Une technique célèbre, nommée Yoga Nidra, a pour but de récréer à n’importe quel moment de la journée et sur commande les conditions privilégiées de cette rencontre entre la détente et la vigilance (Nous renvoyons les lecteurs qui voudraient se documenter plus à fond au livre de Swami Satyananda dans sa traduction française[3]).

Conclusion

Une chose est sûre : ce n’est pas une détermination intellectuelle seule qui modifiera notre vie, notre caractère et notre destin. Pour surmonter la pensée négative, il faut rétablir en nous des prototypes de perfection que nos angoisses, nos préjugés, nos dépressions tentent de faire dégénérer.

Il nous appartient de ranimer l’harmonie primordiale. La fonction combinée du conscient et du subconscient, scientifiquement dirigée est le moyen. A votre tour de pratiquer la pensée lumineuse.

TECHNIQUE DU SANKALPA OU RÉSOLUTION POSITIVE

Au moment du coucher, détendez-vous à fond en vous mettant à plat dos même en gardant l’oreiller sous la tête. Écoutez les bruits (Cf. Energie Vitale n° 8, Antar Mauna, Pr. stade).

Vérifiez que vous êtes bien installé et observez votre respiration (cf. Energie Vitale n°8, respiration attentive).

Comptez vos souffles à rebours de 27 à 1.

Quand vous avez fini, éprouvez votre calme intérieur.

Sentez que cet état vous prépare à un sommeil de qualité.

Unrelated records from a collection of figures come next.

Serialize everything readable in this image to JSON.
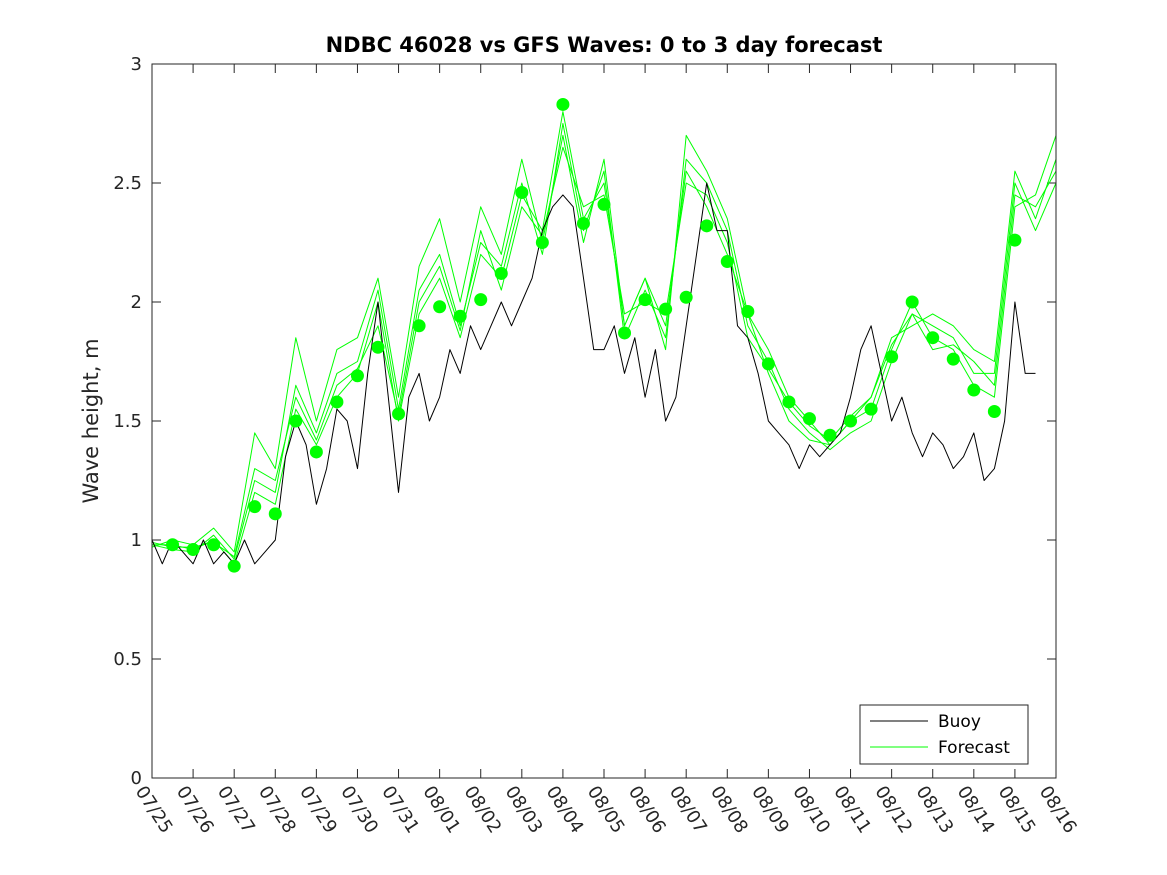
{
  "chart_data": {
    "type": "line",
    "title": "NDBC 46028 vs GFS Waves: 0 to 3 day forecast",
    "xlabel": "",
    "ylabel": "Wave height, m",
    "xlim": [
      0,
      22
    ],
    "ylim": [
      0,
      3
    ],
    "yticks": [
      "0",
      "0.5",
      "1",
      "1.5",
      "2",
      "2.5",
      "3"
    ],
    "ytick_values": [
      0,
      0.5,
      1,
      1.5,
      2,
      2.5,
      3
    ],
    "xticks": [
      "07/25",
      "07/26",
      "07/27",
      "07/28",
      "07/29",
      "07/30",
      "07/31",
      "08/01",
      "08/02",
      "08/03",
      "08/04",
      "08/05",
      "08/06",
      "08/07",
      "08/08",
      "08/09",
      "08/10",
      "08/11",
      "08/12",
      "08/13",
      "08/14",
      "08/15",
      "08/16"
    ],
    "legend": {
      "position": "bottom-right",
      "entries": [
        "Buoy",
        "Forecast"
      ]
    },
    "colors": {
      "buoy": "#000000",
      "forecast": "#00ff00",
      "axis": "#262626"
    },
    "series": [
      {
        "name": "Buoy",
        "x": [
          0.0,
          0.25,
          0.5,
          0.75,
          1.0,
          1.25,
          1.5,
          1.75,
          2.0,
          2.25,
          2.5,
          2.75,
          3.0,
          3.25,
          3.5,
          3.75,
          4.0,
          4.25,
          4.5,
          4.75,
          5.0,
          5.25,
          5.5,
          5.75,
          6.0,
          6.25,
          6.5,
          6.75,
          7.0,
          7.25,
          7.5,
          7.75,
          8.0,
          8.25,
          8.5,
          8.75,
          9.0,
          9.25,
          9.5,
          9.75,
          10.0,
          10.25,
          10.5,
          10.75,
          11.0,
          11.25,
          11.5,
          11.75,
          12.0,
          12.25,
          12.5,
          12.75,
          13.0,
          13.25,
          13.5,
          13.75,
          14.0,
          14.25,
          14.5,
          14.75,
          15.0,
          15.25,
          15.5,
          15.75,
          16.0,
          16.25,
          16.5,
          16.75,
          17.0,
          17.25,
          17.5,
          17.75,
          18.0,
          18.25,
          18.5,
          18.75,
          19.0,
          19.25,
          19.5,
          19.75,
          20.0,
          20.25,
          20.5,
          20.75,
          21.0,
          21.25,
          21.5
        ],
        "values": [
          1.0,
          0.9,
          1.0,
          0.95,
          0.9,
          1.0,
          0.9,
          0.95,
          0.9,
          1.0,
          0.9,
          0.95,
          1.0,
          1.35,
          1.5,
          1.4,
          1.15,
          1.3,
          1.55,
          1.5,
          1.3,
          1.7,
          2.0,
          1.6,
          1.2,
          1.6,
          1.7,
          1.5,
          1.6,
          1.8,
          1.7,
          1.9,
          1.8,
          1.9,
          2.0,
          1.9,
          2.0,
          2.1,
          2.3,
          2.4,
          2.45,
          2.4,
          2.1,
          1.8,
          1.8,
          1.9,
          1.7,
          1.85,
          1.6,
          1.8,
          1.5,
          1.6,
          1.9,
          2.2,
          2.5,
          2.3,
          2.3,
          1.9,
          1.85,
          1.7,
          1.5,
          1.45,
          1.4,
          1.3,
          1.4,
          1.35,
          1.4,
          1.45,
          1.6,
          1.8,
          1.9,
          1.7,
          1.5,
          1.6,
          1.45,
          1.35,
          1.45,
          1.4,
          1.3,
          1.35,
          1.45,
          1.25,
          1.3,
          1.5,
          2.0,
          1.7,
          1.7
        ]
      },
      {
        "name": "Forecast",
        "x": [
          0.5,
          1.0,
          1.5,
          2.0,
          2.5,
          3.0,
          3.5,
          4.0,
          4.5,
          5.0,
          5.5,
          6.0,
          6.5,
          7.0,
          7.5,
          8.0,
          8.5,
          9.0,
          9.5,
          10.0,
          10.5,
          11.0,
          11.5,
          12.0,
          12.5,
          13.0,
          13.5,
          14.0,
          14.5,
          15.0,
          15.5,
          16.0,
          16.5,
          17.0,
          17.5,
          18.0,
          18.5,
          19.0,
          19.5,
          20.0,
          20.5,
          21.0
        ],
        "values": [
          0.98,
          0.96,
          0.98,
          0.89,
          1.14,
          1.11,
          1.5,
          1.37,
          1.58,
          1.69,
          1.81,
          1.53,
          1.9,
          1.98,
          1.94,
          2.01,
          2.12,
          2.46,
          2.25,
          2.83,
          2.33,
          2.41,
          1.87,
          2.01,
          1.97,
          2.02,
          2.32,
          2.17,
          1.96,
          1.74,
          1.58,
          1.51,
          1.44,
          1.5,
          1.55,
          1.77,
          2.0,
          1.85,
          1.76,
          1.63,
          1.54,
          2.26
        ]
      }
    ],
    "forecast_lines": [
      {
        "x": [
          0.0,
          0.5,
          1.0,
          1.5,
          2.0,
          2.5,
          3.0,
          3.5,
          4.0,
          4.5,
          5.0,
          5.5,
          6.0,
          6.5,
          7.0,
          7.5,
          8.0,
          8.5,
          9.0,
          9.5,
          10.0,
          10.5,
          11.0,
          11.5,
          12.0,
          12.5,
          13.0,
          13.5,
          14.0,
          14.5,
          15.0,
          15.5,
          16.0,
          16.5,
          17.0,
          17.5,
          18.0,
          18.5,
          19.0,
          19.5,
          20.0,
          20.5,
          21.0,
          21.5,
          22.0
        ],
        "values": [
          0.98,
          0.98,
          0.96,
          1.0,
          0.9,
          1.2,
          1.15,
          1.55,
          1.4,
          1.6,
          1.7,
          2.0,
          1.5,
          1.95,
          2.1,
          1.85,
          2.2,
          2.1,
          2.45,
          2.3,
          2.8,
          2.35,
          2.5,
          1.9,
          2.1,
          1.9,
          2.55,
          2.4,
          2.2,
          1.95,
          1.8,
          1.6,
          1.5,
          1.4,
          1.5,
          1.55,
          1.8,
          2.0,
          1.85,
          1.8,
          1.65,
          1.6,
          2.4,
          2.45,
          2.7
        ]
      },
      {
        "x": [
          0.0,
          0.5,
          1.0,
          1.5,
          2.0,
          2.5,
          3.0,
          3.5,
          4.0,
          4.5,
          5.0,
          5.5,
          6.0,
          6.5,
          7.0,
          7.5,
          8.0,
          8.5,
          9.0,
          9.5,
          10.0,
          10.5,
          11.0,
          11.5,
          12.0,
          12.5,
          13.0,
          13.5,
          14.0,
          14.5,
          15.0,
          15.5,
          16.0,
          16.5,
          17.0,
          17.5,
          18.0,
          18.5,
          19.0,
          19.5,
          20.0,
          20.5,
          21.0,
          21.5,
          22.0
        ],
        "values": [
          0.98,
          0.96,
          0.95,
          1.02,
          0.92,
          1.25,
          1.2,
          1.65,
          1.45,
          1.7,
          1.75,
          2.05,
          1.55,
          2.05,
          2.2,
          1.9,
          2.25,
          2.15,
          2.5,
          2.2,
          2.75,
          2.3,
          2.55,
          1.85,
          2.05,
          1.85,
          2.6,
          2.5,
          2.3,
          1.9,
          1.75,
          1.55,
          1.45,
          1.38,
          1.45,
          1.5,
          1.75,
          1.95,
          1.9,
          1.85,
          1.7,
          1.7,
          2.5,
          2.3,
          2.5
        ]
      },
      {
        "x": [
          0.0,
          0.5,
          1.0,
          1.5,
          2.0,
          2.5,
          3.0,
          3.5,
          4.0,
          4.5,
          5.0,
          5.5,
          6.0,
          6.5,
          7.0,
          7.5,
          8.0,
          8.5,
          9.0,
          9.5,
          10.0,
          10.5,
          11.0,
          11.5,
          12.0,
          12.5,
          13.0,
          13.5,
          14.0,
          14.5,
          15.0,
          15.5,
          16.0,
          16.5,
          17.0,
          17.5,
          18.0,
          18.5,
          19.0,
          19.5,
          20.0,
          20.5,
          21.0,
          21.5,
          22.0
        ],
        "values": [
          0.97,
          1.0,
          0.98,
          1.05,
          0.95,
          1.45,
          1.3,
          1.85,
          1.5,
          1.8,
          1.85,
          2.1,
          1.6,
          2.15,
          2.35,
          2.0,
          2.4,
          2.2,
          2.6,
          2.25,
          2.7,
          2.25,
          2.6,
          1.9,
          2.1,
          1.8,
          2.7,
          2.55,
          2.35,
          1.95,
          1.7,
          1.5,
          1.42,
          1.4,
          1.5,
          1.6,
          1.85,
          1.9,
          1.95,
          1.9,
          1.8,
          1.75,
          2.55,
          2.35,
          2.6
        ]
      },
      {
        "x": [
          0.0,
          0.5,
          1.0,
          1.5,
          2.0,
          2.5,
          3.0,
          3.5,
          4.0,
          4.5,
          5.0,
          5.5,
          6.0,
          6.5,
          7.0,
          7.5,
          8.0,
          8.5,
          9.0,
          9.5,
          10.0,
          10.5,
          11.0,
          11.5,
          12.0,
          12.5,
          13.0,
          13.5,
          14.0,
          14.5,
          15.0,
          15.5,
          16.0,
          16.5,
          17.0,
          17.5,
          18.0,
          18.5,
          19.0,
          19.5,
          20.0,
          20.5,
          21.0,
          21.5,
          22.0
        ],
        "values": [
          0.99,
          0.97,
          0.97,
          0.99,
          0.93,
          1.3,
          1.25,
          1.6,
          1.42,
          1.65,
          1.72,
          1.9,
          1.52,
          2.0,
          2.15,
          1.88,
          2.3,
          2.05,
          2.4,
          2.28,
          2.65,
          2.4,
          2.45,
          1.95,
          2.0,
          1.95,
          2.5,
          2.45,
          2.25,
          1.85,
          1.72,
          1.58,
          1.48,
          1.42,
          1.52,
          1.6,
          1.82,
          1.95,
          1.8,
          1.82,
          1.75,
          1.65,
          2.45,
          2.4,
          2.55
        ]
      }
    ]
  }
}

Portez votre attention sur la zone du diaphragme et induisez une respiration de dormeur, plus lente et plus profonde que la respiration spontanée.

Quand elle est installée, les yeux fermés, toujours immobile, répétez votre sankalpa.

Procédez de même avant de vous lever, à un moment aussi près que possible de l’éveil. Si vous pratiquez Yoga nidra proprement dit, l’instructeur vous signalera à quel moment précis de la séance vous devez répéter votre sankalpa.

Interrogez vous sincèrement pour découvrir votre résolution et ramassez-la dans une formule claire que vous devez choisir vous-même. Le sankalpa ne regarde que vous.

Ne manquez pas de le conserver sur une longue période, dans les mêmes termes, jusqu’à ce que le résultat que vous affirmez se soit manifesté dans votre vie.

Quelques exemples de grands sankalpa qui ont fait leur preuve :

Je suis en parfaite santé physique et mentale

Tous les jours à tous points de vue je vais de mieux en mieux

Je trouve ma voie

Je suis proche de Dieu

Je me sens utile

J’ai confiance en moi

Je suis en pleine ascension…


[1] Le Livre de la paix, Bernard Benson (Fayard). A lire également : Le Chemin du Bonheur.

[2] A. Dumas, L’Œuvre de Émile Coué, Éditions Astra, Paris.

[3] Yoga Nidra ; Apprenez à dormir, par Swami Satyananda (Dervy-Livres).